The buyout of WellPoint's NextRx subsidiaries includes a consideration for the value of a future tax benefit for Express Scripts, based in St. Louis.
The transaction includes a 10-year contract for Express Scripts to provide services to WellPoint following closing of the transaction.
"Our aligned business model, combined with the complementary expertise and capabilities of WellPoint, creates significant opportunities for accelerated growth for both organizations," said Express Scripts Chairman and Chief Executive George Paz.

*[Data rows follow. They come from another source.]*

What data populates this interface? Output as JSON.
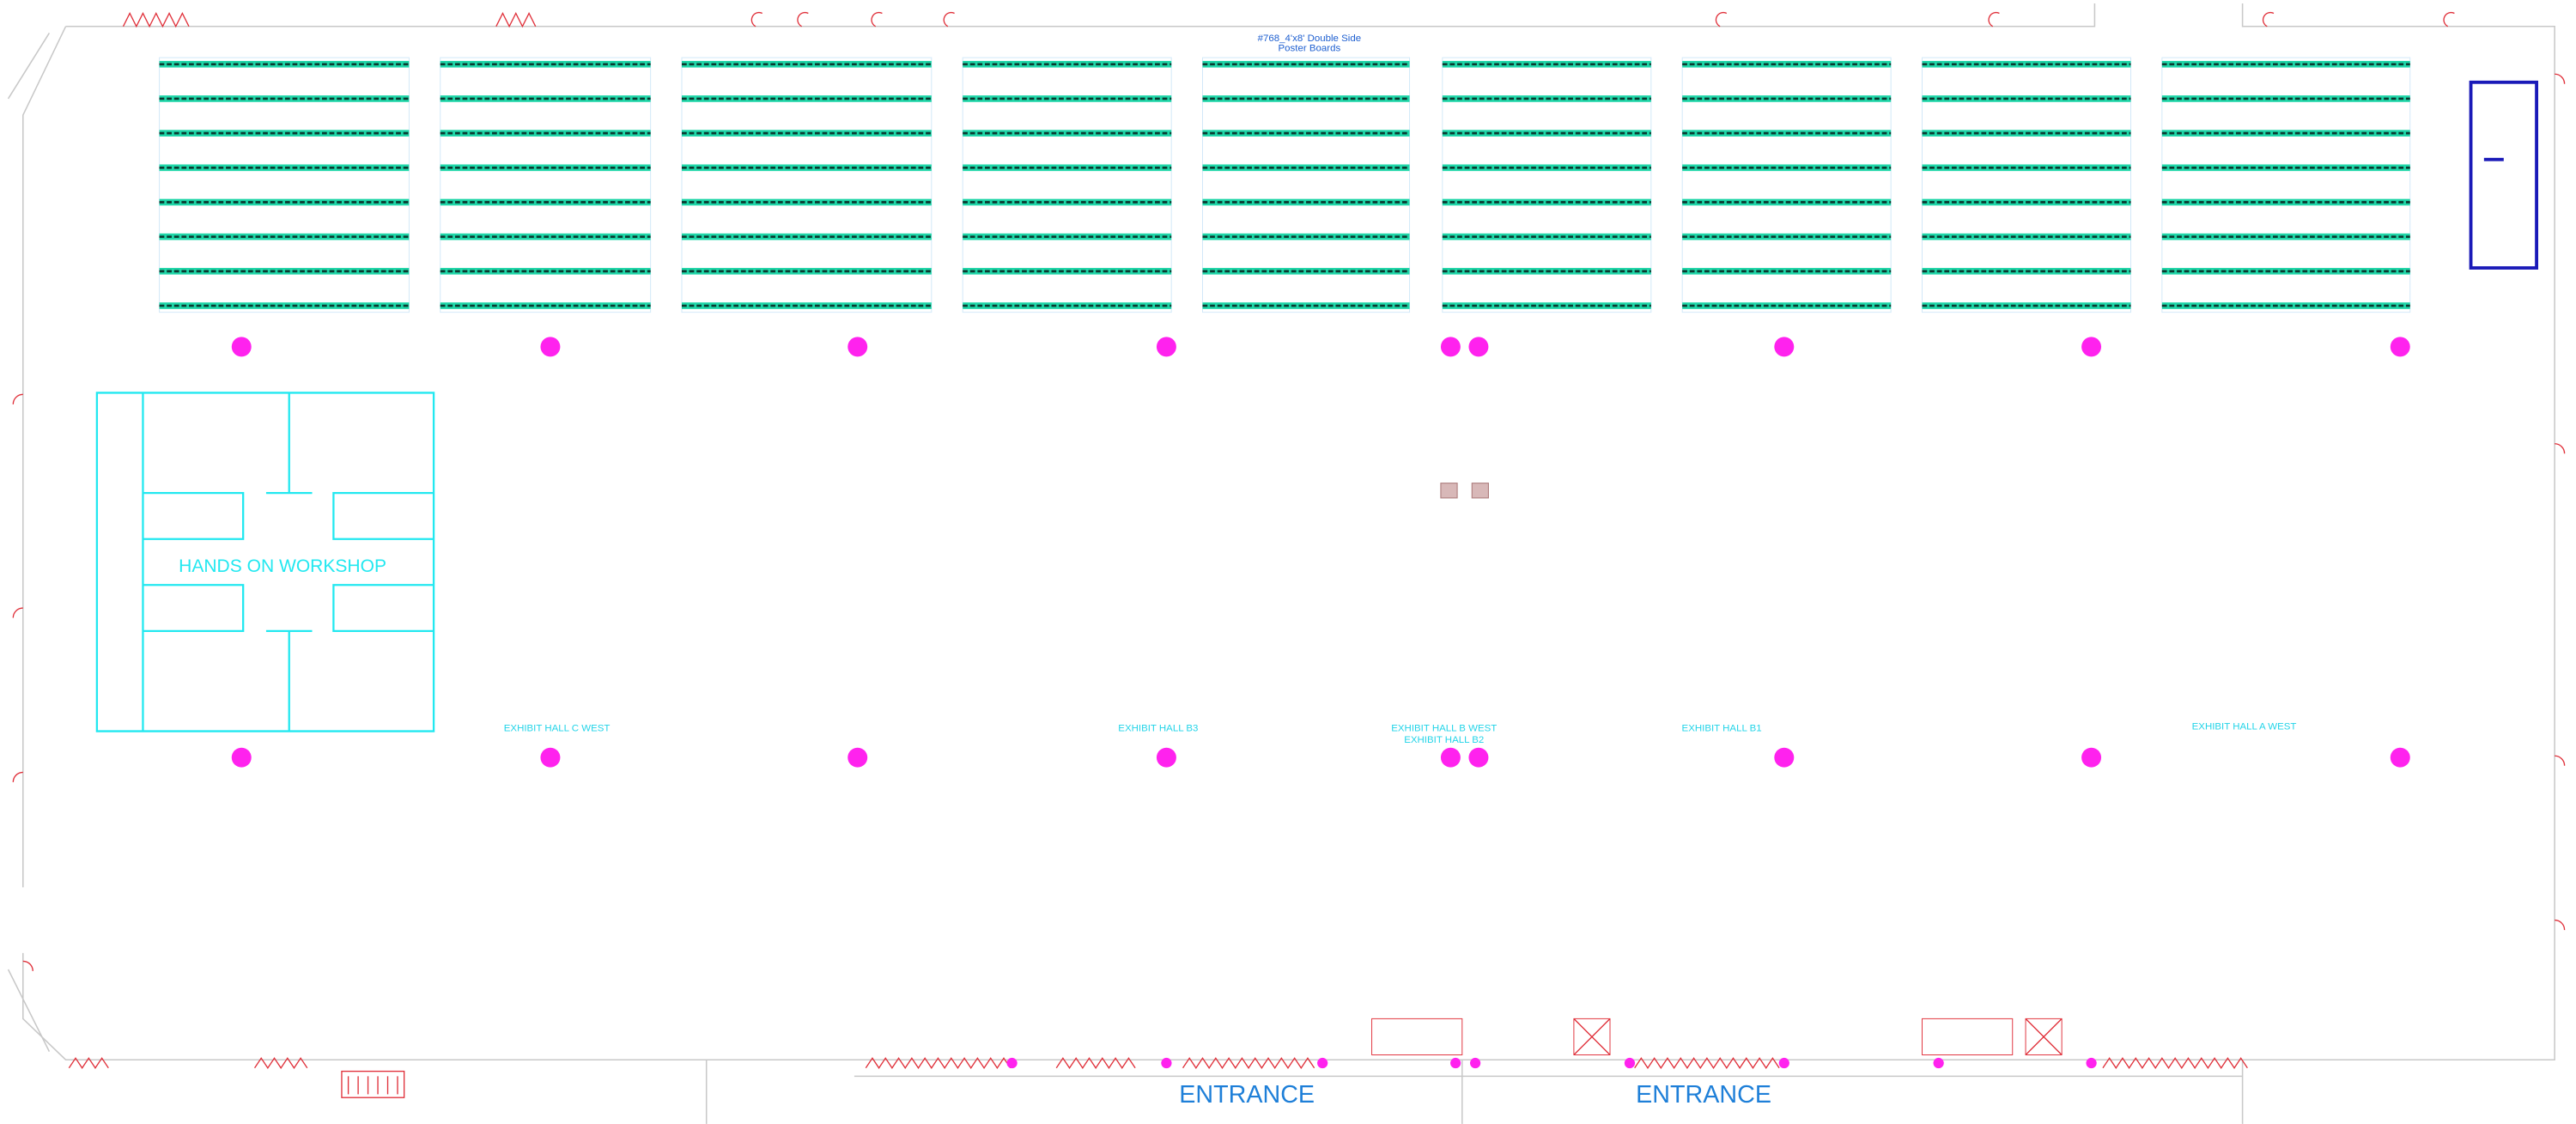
{
  "poster_note": {
    "line1": "#768_4'x8' Double Side",
    "line2": "Poster Boards"
  },
  "workshop": {
    "label": "HANDS ON WORKSHOP"
  },
  "hall_labels": [
    "EXHIBIT HALL C WEST",
    "EXHIBIT HALL B3",
    "EXHIBIT HALL B WEST",
    "EXHIBIT HALL B2",
    "EXHIBIT HALL B1",
    "EXHIBIT HALL A WEST"
  ],
  "entrances": [
    "ENTRANCE",
    "ENTRANCE"
  ]
}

The NextRx subsidiaries provide pharmaceutical benefit management services to about 25 million Americans and manage more than 265 million prescriptions annually.
The companies expect the deal to close in the second half of 2009.
WellPoint is the nations largest insurer by enrollment and is coming off of a rough 2008. The company and its peers have been hurt by investment losses and rising unemployment due to the recession. Higher medical costs have also been eating away at profit.
In 2008, WellPoint's enrollment rose less than 1% while profit fell more than 25%. The company has warned that rising unemployment and falling enrollment will hurt revenue in 2009.
In February, the company said medical enrollment could fall 3%, or by about 1 million members, to 34 million people, while fully insured enrollment drops an estimated 6% to 15.5 million.
Express Scripts has been benefiting from the use of generic drugs, which are more profitable for the company than brand-name drugs. During the fourth quarter of 2008, generic drug use rose to 67.3% from 63.7% for the company. In 2008, profit rose nearly 37%.